After committing the workflow definition, the resulting build replaced my static Jekyll generated site with my new Tome generated site.
A Couple of Gotchas and Changes
Compared to authoring markdown for Jekyll, the Drupal editor experience is so much more satisfying.
I did experience a couple of gotchas in my first attempt at publication.
- Drupal CMS includes a user account menu block that displays a login link to anonymous users. The login form is useless in a static site and returned a page not found—just needed to remove the block.
- Drupal CMS installs Klaro for cookie management which I disabled to avoid static asset errors.
- The view created for my blog archive had AJAX enabled by default. That needed to be turned off to properly render the paginated results as static HTML.
I also added a little to my default installation in addition to Tome.
- I realized that I forgot to change to authored by user to a new "joshuami" account rather than "admin", so I installed Views Bulk Edit and updated all the posts in one edit.
- I wanted to add license information to the footer, so I installed Block Content (from core) and placed a content block in the footer.
- As mostly a technology blog, I wanted to format my code snippets a bit so I added Highlight.js Input Filter.
- From Drupal CMS, I installed both the SEO Tools and Accessibility Tools recipes from the project browser.
- I didn't want the "Learn more" link on every blog post for accessibility reasons, so I removed that field from the teaser display.
- I noticed that the teasers were kinda blah, so I enabled a Card display mode and used the
drupal_cms_olivero
template fornode--card.html.twig
, which is now included in the latest release of Drupal CMS.
So far, those are my only additions, but there will be more to come.
Some Drawbacks
With any technology choice there will be some tradeoffs.
I was surprised to see that my new site does not score as well on Lighthouse.
I have not yet had a chance to debug the render blocking CSS and unused javascript that reduces the performance score. I was surprised to see that the Olivero theme would result in less than perfect accessibility.
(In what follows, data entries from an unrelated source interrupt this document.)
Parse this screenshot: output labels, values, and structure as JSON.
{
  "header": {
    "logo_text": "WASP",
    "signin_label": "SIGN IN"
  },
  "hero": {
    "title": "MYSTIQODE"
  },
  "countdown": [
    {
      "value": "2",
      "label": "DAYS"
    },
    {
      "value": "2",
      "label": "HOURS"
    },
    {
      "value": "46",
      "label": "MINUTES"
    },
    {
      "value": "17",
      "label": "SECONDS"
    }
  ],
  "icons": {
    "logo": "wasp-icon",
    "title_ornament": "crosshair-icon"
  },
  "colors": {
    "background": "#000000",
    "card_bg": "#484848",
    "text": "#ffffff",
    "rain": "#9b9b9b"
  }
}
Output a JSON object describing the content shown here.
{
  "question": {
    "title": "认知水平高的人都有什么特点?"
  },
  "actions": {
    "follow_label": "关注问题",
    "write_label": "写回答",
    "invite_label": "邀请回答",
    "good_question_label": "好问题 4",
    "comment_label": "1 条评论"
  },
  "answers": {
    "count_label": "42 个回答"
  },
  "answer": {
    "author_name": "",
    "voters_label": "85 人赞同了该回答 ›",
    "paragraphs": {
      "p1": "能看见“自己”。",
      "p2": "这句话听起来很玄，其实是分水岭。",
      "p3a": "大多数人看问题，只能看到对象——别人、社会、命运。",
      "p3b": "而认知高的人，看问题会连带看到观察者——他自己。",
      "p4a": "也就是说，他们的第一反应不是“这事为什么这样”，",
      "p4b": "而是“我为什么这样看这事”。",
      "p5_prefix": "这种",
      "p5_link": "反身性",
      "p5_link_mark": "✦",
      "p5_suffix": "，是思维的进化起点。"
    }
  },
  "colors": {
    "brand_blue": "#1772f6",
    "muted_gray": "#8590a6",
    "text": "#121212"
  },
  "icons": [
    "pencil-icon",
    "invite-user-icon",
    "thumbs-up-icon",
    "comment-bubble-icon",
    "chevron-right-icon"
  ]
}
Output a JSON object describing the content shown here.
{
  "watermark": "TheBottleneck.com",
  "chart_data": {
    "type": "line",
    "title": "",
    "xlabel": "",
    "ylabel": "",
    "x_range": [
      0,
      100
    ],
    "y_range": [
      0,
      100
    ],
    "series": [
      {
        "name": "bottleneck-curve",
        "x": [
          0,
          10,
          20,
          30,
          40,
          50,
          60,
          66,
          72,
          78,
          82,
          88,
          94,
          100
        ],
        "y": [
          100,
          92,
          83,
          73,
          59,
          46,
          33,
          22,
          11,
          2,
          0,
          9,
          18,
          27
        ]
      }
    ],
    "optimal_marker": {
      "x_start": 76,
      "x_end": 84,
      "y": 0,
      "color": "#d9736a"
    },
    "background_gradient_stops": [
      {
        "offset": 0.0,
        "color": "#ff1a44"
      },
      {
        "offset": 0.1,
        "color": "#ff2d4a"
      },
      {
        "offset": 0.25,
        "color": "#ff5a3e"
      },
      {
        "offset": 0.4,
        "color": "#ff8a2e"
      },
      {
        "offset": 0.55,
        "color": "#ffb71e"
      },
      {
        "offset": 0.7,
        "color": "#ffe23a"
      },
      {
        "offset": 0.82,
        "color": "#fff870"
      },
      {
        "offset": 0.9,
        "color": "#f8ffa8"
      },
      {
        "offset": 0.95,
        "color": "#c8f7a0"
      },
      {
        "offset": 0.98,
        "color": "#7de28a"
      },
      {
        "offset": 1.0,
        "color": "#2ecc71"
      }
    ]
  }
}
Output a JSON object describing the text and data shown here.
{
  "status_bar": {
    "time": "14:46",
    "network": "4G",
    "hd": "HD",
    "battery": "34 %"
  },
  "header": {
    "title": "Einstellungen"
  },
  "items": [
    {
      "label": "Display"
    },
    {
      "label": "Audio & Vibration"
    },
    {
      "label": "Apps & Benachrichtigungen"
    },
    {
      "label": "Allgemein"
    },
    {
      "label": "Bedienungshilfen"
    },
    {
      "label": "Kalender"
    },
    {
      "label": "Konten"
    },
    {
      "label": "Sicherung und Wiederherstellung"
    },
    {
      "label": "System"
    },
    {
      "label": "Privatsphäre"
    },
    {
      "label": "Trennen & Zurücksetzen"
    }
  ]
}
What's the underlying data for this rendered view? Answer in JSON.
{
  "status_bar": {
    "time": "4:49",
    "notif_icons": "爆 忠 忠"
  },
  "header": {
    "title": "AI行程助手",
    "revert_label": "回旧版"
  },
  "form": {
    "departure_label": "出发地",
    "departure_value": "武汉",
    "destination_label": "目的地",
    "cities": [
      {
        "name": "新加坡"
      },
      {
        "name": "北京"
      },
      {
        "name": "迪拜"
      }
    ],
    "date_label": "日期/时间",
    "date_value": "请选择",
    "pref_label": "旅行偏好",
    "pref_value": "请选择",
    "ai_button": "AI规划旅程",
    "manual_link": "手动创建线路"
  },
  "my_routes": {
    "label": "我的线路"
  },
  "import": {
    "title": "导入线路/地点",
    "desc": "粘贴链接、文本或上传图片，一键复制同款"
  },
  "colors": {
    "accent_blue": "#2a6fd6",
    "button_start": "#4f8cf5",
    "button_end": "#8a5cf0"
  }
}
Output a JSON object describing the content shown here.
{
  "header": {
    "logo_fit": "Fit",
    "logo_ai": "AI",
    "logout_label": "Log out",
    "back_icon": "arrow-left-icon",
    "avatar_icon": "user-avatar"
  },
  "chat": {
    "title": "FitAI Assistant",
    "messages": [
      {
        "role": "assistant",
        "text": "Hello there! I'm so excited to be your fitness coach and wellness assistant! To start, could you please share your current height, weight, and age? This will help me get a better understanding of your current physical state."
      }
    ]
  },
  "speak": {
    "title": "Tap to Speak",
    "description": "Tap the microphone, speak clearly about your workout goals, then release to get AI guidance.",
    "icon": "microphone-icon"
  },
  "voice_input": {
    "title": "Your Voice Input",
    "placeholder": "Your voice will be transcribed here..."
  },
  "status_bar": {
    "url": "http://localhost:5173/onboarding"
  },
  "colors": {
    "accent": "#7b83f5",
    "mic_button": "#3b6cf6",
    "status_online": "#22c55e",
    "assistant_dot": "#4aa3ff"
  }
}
It is specifically dinged for links that rely on color to be distinguishable—they need some underlines on hover or other decoration to meet the goal.
While I appreciate all the amazing work to get Olivero into Drupal core, it is not my favorite theme—even for a simple blog. I'll be figuring out my theming approach in a follow up. I've considered trying TailwindCSS or similar for the experience.
I'm also thinking that I may need a more traditional host to store backups of the database. While a static site is great for security, it is a trade off for disaster recovery when the content is stored in an ephemeral container in my local development environment. This wasn't a concern with Jekyll as the data was all stored in markdown and committed to git. I'll have to give that a bit more thought before I generate to many more posts.